Donna Tartt: El jilguero

    


     No me cabe duda de que El jilguero es una gran novela, pero no me atrevería a catalogarla como obra maestra. Me parece que puede ser un libro muy influyente, porque su habilidad para combinar la aventura (e incluso la acción) con la meditación y la indagación existencial es sumamente destacable, casi sobresaliente. Pero en su apuesta por mostrar un mundo referencial y dialogante con muchos objetos vivos ajenos pero marcadamente culturalistas tiene lo mejor y lo peor, lo más acertado y a la vez el mayor lastre. Lo que lleva a la trama a un final que se acerca demasiado a la inverosimilitud y exige del lector una complicidad inapropiada, un cerrar los ojos arriesgado, demasiado propio de una ficción que fuerza el guiño o la pose pretendidamente natural pero en definitiva pose. Por lo mismo que considero que Breaking Bad no es la mejor serie de la historia, puesto que ocupa The Wire (exceptuando su última y prescindible temporada) gracias a su contacto friccionante con la realidad,  El jilguero no es ese primer clásico del siglo XXI con que nos lo venden porque no toca de verdad lo que, como una hoja de papel afilada, corta. 
     Me imagino que será muy influyente esta novela porque habrá quienes sigan su senda y sin complejos narren historias con escenas muy intensas, con disparos y robos, y lo hagan con una prosa de gran calidad (cuánta falta hace), con personajes que no están hechos de cartón piedra y con escenarios y conocimientos no solo almacenados para la ocasión y vertidos como lo que sale de un buche lleno con prisas. Habrá escritores que beberán de este libro (es un best seller, además) y aprendan mucho con él, y eso nos beneficiará a todos los lectores.

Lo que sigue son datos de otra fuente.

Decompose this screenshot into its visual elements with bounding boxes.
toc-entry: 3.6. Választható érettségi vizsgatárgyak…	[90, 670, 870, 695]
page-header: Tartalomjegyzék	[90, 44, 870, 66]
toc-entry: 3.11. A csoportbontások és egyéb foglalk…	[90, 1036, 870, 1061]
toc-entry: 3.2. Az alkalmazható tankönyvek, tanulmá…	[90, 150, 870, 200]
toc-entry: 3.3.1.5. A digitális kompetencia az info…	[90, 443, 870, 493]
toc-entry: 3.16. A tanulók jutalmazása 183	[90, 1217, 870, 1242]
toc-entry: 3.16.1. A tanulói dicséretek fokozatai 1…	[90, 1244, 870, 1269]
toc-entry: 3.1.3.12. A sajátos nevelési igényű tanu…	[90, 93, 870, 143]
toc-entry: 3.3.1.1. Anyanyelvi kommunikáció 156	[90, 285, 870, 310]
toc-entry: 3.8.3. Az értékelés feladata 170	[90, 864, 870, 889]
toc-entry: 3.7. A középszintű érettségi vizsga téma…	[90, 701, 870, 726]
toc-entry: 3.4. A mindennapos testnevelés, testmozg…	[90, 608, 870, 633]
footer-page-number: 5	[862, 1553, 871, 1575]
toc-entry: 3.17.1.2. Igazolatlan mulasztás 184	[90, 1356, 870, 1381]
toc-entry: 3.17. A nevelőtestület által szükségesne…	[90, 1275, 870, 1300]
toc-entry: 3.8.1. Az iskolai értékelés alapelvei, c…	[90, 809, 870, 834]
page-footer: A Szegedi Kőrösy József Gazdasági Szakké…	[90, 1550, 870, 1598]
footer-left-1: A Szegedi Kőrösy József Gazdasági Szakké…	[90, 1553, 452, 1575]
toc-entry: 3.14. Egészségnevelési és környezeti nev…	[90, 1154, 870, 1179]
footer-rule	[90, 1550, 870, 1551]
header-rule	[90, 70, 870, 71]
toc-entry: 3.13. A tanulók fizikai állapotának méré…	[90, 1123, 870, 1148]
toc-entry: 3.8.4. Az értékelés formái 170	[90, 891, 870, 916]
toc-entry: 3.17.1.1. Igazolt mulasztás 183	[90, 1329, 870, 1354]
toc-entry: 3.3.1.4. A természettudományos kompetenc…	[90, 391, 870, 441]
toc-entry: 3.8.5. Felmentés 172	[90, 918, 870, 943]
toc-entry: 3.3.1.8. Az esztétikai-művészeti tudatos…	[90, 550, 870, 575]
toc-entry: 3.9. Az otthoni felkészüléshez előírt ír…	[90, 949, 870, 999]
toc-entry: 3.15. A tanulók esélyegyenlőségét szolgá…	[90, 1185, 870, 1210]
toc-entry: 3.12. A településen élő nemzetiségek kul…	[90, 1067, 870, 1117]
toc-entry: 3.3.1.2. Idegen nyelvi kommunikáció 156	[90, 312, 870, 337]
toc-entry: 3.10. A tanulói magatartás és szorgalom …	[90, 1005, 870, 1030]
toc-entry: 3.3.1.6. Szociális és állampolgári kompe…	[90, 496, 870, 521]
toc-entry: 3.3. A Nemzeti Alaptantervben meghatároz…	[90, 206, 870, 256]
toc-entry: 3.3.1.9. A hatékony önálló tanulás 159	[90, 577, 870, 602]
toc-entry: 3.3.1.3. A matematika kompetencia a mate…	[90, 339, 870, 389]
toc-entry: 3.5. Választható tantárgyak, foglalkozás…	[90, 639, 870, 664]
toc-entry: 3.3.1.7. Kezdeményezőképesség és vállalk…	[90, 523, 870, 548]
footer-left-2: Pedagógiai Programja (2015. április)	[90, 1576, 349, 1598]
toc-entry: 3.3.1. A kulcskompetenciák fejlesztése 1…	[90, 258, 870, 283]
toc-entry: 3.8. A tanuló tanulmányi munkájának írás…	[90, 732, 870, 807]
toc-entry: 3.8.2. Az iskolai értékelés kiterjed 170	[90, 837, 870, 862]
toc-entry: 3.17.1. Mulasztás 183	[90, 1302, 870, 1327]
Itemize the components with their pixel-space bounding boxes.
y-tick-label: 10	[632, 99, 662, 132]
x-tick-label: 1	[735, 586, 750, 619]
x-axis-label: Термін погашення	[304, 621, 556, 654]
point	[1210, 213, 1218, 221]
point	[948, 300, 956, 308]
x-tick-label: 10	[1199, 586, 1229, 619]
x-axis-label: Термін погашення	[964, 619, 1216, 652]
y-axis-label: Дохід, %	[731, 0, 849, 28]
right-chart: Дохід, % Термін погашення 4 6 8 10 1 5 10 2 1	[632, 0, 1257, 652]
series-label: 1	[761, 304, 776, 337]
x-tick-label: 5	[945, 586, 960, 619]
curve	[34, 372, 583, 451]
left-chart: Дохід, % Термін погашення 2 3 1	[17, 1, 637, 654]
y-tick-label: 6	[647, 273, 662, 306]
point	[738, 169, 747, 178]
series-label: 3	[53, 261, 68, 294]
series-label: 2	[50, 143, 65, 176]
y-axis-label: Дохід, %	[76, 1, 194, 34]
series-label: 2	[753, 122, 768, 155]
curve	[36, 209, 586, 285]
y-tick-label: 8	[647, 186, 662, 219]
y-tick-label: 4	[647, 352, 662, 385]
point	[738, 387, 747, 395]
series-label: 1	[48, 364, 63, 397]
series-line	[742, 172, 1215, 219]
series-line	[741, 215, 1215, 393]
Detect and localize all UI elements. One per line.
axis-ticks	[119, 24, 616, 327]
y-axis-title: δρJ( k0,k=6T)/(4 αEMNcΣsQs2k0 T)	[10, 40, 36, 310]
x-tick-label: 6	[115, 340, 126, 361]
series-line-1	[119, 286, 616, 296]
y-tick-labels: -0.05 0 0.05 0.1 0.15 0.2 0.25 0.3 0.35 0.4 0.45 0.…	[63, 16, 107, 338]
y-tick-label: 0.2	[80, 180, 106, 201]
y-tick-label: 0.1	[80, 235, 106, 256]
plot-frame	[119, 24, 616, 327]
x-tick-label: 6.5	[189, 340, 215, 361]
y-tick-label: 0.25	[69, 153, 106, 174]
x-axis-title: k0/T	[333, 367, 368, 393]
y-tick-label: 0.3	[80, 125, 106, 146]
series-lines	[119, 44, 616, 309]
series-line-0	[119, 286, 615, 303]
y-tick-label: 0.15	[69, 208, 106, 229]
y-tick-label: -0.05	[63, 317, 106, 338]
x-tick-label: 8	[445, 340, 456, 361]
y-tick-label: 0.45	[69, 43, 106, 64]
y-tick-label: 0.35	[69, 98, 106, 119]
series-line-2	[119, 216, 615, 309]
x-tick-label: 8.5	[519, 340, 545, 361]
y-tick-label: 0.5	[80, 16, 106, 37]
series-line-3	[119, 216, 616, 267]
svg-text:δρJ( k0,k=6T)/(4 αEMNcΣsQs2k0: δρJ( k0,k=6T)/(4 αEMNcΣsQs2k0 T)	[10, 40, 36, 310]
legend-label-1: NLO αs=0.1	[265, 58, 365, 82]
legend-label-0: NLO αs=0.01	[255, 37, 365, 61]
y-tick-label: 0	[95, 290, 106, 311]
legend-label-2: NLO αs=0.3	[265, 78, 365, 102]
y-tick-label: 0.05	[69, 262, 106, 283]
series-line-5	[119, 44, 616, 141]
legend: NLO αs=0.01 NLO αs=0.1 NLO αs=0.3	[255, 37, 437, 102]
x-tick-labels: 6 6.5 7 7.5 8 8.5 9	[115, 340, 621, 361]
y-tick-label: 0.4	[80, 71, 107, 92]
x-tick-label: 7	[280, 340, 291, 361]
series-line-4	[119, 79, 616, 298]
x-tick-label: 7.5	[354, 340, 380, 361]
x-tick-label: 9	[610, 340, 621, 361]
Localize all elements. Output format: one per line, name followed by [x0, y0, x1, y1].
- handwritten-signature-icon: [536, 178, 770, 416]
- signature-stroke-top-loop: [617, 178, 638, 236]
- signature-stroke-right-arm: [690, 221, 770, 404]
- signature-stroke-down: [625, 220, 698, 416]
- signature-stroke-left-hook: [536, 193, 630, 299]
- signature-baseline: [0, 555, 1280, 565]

La historia de amor del hijo por la madre muerta está contada con precisión y con un gran gusto, y los hilos de esa madeja que van apareciendo a lo largo de todo el libro son literatura de la mejor, la que indaga y sufre y arranca sonrisas y recuerdos propios al lector y lo conmueve sin falsear y lo altera para que no olvidemos que la otredad es lo más valioso.  Que esos hilos hagan una madeja que se ha dispersado a lo largo y ancho de todo el libro es su mayor logro: qué cansado está ya uno de esos autores que caracterizan, lo vierten todo en un capítulo y, satisfechos, se olvidan y siguen como si el tiempo no fuera circular, atemorizante cuando vuelves atrás la vista, gozoso cuando contemplas con pureza momentos que ayudan a vivir. El jilguero es una oda a la pérdida, a lo no conseguido, a lo que se ama sin que nos pertenezca. Y esa oda es magnífica, magnífica y apasionante. 
    Pero las referencias, los contextos que provienen de lo que ha bebido el creador del arte que ama o lo fascina, las escenas y las explicaciones que no existirían sin la obra previa de Dostoievski, de Rembrandt, de algunos filósofos, de Dickens, me hacen pensar en un trabajo experto clasificador, de jugador hábil con la baraja, de ilusionista que habla impostando la voz para que lo que oigamos nos aleje de lo que distrae y puede ser lo que hay tras la magia: orden, control, un cerebro bien amueblado y experto que ensambla y no consigue ocultar los errores en la lectura más concienzuda y se topa con lo frío y lo mecánico y lo endeble al usar tan a las claras las piezas ya usadas, ya vistas: y no acierta a esconder lo prefabricado, por tanto. No es que sea lo preponderante en El jilguero, pero no hay manera de no verlo. Y se echa de menos un contacto genuino con la realidad, no a través de personajes modernizados y de situaciones corrientes en la novela negra o de suspense que no van más allá de lo que en manos de autores menos capacitados, pero muy sinceros con sus capacidades, produjeron. La novela no se destroza, pero sí adolece de más verdad propia, de más miedo, más amor, más esperanza fundamentada en los actos y miedos y deseos de amor y de esperanza de estos personajes, no de los personajes de los que son a ratos solamente un reflejo. 
    Son pegas, son objeciones a una gran novela (hay muchas loas bien fundamentadas en otros lugares de lectores apasionados) y la novela los resiste, no os quepa duda, pues nunca extravía el ritmo ni el interés y sus 1100 páginas tienen dentro muchos pasajes y muchas escenas memorables, de uno de los grandes talentos de la ficción de nuestro tiempo (esa sí me parece una afirmación irrebatible) que da una lección de cómo amenidad y enjundia no son enemigos y en ocasiones resultan muy complementarios.